As I peered over the railing of the Music Hall of Williamsburg balcony, I could feel electricity in the air. As audience members eagerly awaited the arrival of Chicago-based rock band Twin Peaks, I couldn’t help but reminisce about days gone by.
Let’s rewind to the year 2014 when Twin Peaks played another Williamsburg venue, Baby’s All Right and brought the house down. Literally. During their set, they went so hard that the roof of the venue collapsed. By the next song, my friends and I found ourselves passing pieces of the roof around to other audience members as we all moshed together. When a crowd comes together like that in a hilarious, special way, that is the magic of rock music. It’s something I’ll never forget.

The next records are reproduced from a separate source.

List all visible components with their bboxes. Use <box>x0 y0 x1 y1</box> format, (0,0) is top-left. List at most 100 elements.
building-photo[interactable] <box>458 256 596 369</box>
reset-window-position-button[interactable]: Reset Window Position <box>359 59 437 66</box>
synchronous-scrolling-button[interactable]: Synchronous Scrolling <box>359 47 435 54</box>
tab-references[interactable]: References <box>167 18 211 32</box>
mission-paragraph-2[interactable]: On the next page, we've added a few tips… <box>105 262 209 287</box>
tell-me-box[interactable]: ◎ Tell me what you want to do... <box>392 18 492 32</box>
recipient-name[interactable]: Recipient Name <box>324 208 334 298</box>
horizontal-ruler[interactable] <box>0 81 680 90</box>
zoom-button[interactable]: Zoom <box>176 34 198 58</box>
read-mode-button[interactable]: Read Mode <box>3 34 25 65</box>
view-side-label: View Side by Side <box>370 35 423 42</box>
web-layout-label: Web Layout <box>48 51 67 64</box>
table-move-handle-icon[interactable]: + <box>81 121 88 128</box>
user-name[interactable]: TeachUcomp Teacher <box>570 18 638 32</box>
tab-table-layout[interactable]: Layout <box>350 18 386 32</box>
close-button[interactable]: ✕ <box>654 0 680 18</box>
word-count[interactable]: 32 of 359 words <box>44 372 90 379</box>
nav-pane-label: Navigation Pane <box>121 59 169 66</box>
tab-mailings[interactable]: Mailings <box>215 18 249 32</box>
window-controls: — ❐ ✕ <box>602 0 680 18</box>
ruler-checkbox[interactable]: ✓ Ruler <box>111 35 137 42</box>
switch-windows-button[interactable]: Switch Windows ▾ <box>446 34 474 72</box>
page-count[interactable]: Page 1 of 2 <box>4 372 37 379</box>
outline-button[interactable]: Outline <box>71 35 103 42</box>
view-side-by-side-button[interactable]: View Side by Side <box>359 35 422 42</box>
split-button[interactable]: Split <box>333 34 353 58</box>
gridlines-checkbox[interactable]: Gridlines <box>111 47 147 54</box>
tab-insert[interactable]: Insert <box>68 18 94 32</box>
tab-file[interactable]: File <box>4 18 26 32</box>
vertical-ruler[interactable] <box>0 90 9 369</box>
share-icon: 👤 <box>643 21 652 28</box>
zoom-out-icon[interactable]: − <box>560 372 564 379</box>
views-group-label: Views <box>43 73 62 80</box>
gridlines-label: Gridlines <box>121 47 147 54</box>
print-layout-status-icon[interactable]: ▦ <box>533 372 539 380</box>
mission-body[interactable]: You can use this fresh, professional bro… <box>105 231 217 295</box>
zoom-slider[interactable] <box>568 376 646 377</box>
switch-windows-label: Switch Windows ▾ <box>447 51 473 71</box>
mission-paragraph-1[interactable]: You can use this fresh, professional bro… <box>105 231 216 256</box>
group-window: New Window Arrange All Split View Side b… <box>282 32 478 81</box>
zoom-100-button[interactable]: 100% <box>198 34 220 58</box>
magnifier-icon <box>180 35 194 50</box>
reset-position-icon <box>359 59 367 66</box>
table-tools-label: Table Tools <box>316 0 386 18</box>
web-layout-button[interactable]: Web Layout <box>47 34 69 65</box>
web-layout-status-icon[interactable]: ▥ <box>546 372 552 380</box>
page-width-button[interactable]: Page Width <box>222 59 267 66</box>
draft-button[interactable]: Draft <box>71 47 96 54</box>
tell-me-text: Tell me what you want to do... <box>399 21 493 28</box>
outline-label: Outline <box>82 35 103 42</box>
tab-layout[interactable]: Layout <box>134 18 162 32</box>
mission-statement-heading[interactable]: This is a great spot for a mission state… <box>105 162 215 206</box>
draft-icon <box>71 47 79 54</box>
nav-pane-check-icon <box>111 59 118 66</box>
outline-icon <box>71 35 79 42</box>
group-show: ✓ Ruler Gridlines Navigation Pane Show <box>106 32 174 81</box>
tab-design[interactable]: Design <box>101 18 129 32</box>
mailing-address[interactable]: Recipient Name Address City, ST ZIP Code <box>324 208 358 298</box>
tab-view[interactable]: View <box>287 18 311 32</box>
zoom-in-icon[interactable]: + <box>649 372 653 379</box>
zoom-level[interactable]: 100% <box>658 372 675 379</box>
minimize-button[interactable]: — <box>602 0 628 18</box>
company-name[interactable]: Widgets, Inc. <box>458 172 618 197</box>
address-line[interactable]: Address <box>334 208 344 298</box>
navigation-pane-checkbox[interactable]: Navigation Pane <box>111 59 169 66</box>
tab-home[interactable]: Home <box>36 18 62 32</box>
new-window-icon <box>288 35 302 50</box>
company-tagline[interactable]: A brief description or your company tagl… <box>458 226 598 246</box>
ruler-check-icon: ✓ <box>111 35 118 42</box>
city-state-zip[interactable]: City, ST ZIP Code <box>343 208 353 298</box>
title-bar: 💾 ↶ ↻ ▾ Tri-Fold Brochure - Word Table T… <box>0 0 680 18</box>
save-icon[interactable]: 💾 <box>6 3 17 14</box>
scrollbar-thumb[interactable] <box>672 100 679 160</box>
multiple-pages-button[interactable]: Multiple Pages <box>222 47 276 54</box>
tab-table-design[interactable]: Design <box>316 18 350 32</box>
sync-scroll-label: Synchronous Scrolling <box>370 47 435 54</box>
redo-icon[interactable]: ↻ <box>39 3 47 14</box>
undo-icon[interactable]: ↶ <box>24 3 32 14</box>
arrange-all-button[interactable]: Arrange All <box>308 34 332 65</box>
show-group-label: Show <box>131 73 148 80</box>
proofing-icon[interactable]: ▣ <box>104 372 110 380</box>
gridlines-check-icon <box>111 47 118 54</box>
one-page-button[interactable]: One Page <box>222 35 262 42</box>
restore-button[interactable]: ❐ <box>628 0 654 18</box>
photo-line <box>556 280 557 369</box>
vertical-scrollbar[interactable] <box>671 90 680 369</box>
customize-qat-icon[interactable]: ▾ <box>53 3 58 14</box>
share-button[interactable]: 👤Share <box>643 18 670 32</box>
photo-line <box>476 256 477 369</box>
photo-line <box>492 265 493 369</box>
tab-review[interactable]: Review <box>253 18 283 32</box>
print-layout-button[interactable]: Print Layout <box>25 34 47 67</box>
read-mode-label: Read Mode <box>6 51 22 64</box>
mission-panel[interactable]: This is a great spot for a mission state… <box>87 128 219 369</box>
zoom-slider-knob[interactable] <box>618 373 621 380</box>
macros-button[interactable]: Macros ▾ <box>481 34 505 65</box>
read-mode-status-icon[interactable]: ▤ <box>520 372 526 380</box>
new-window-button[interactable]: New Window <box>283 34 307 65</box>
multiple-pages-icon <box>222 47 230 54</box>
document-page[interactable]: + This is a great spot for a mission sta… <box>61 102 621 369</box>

Since then, the dudes of Twin Peaks have toured worldwide, playing venues larger than Baby’s, as well as festivals like SXSW. A year later, in 2015, I had the pleasure of seeing them again at the Music Hall of Williamsburg. However, unlike last Tuesday night, I was one of the eager audience members dancing at floor level. This time, the crowd wasn’t passing around pieces of a broken roof. Instead, they were passing around my hat and my friend’s shoes—proof that the dudes sharpened their performance skills, prompting me to mosh harder than I did the previous year.
TUESDAY 05/24/16 – BROOKLYN, NEW YORK
Now, we return back to the present—I’m leaning over the balcony, and suddenly the crowd begins to scream. The Twin Peaks dudes have finally made their grand entrance onto the stage. The show was nothing short of proof that the band’s sound has matured greatly, just like my friends and I have since 2014.
This show was one of many in support of Twin Peaks’ third record Down in Heaven. When I first heard the record, I was a bit surprised. The boys have departed from the garage rock sound that I became so accustomed to during my years listening to Sunken and Wild Onion. With Down in Heaven, Twin Peaks delivers tunes that are less punk rock, and more folk/blues. It is clear that they have come a long way since Sunken.
There’s no surprise then, that Down in Heaven sounds just as killer live as it does on Spotify or a record player. The new has been perfectly blended with the old on the Twin Peaks set list—beloved songs like “Stand in the Sand” and “Making Breakfast” sound great in contrast with new songs like “Butterfly” and “Wanted You.” With this dynamic, the dudes achieved a perfect middle ground between head-banging rock anthems and calming blues melodies.
Down in Heaven is the perfect album for those summer nights with the best of friends. Each track is relatable, and the lyrics provide honest descriptions about relationships, growing older and “Getting Better.”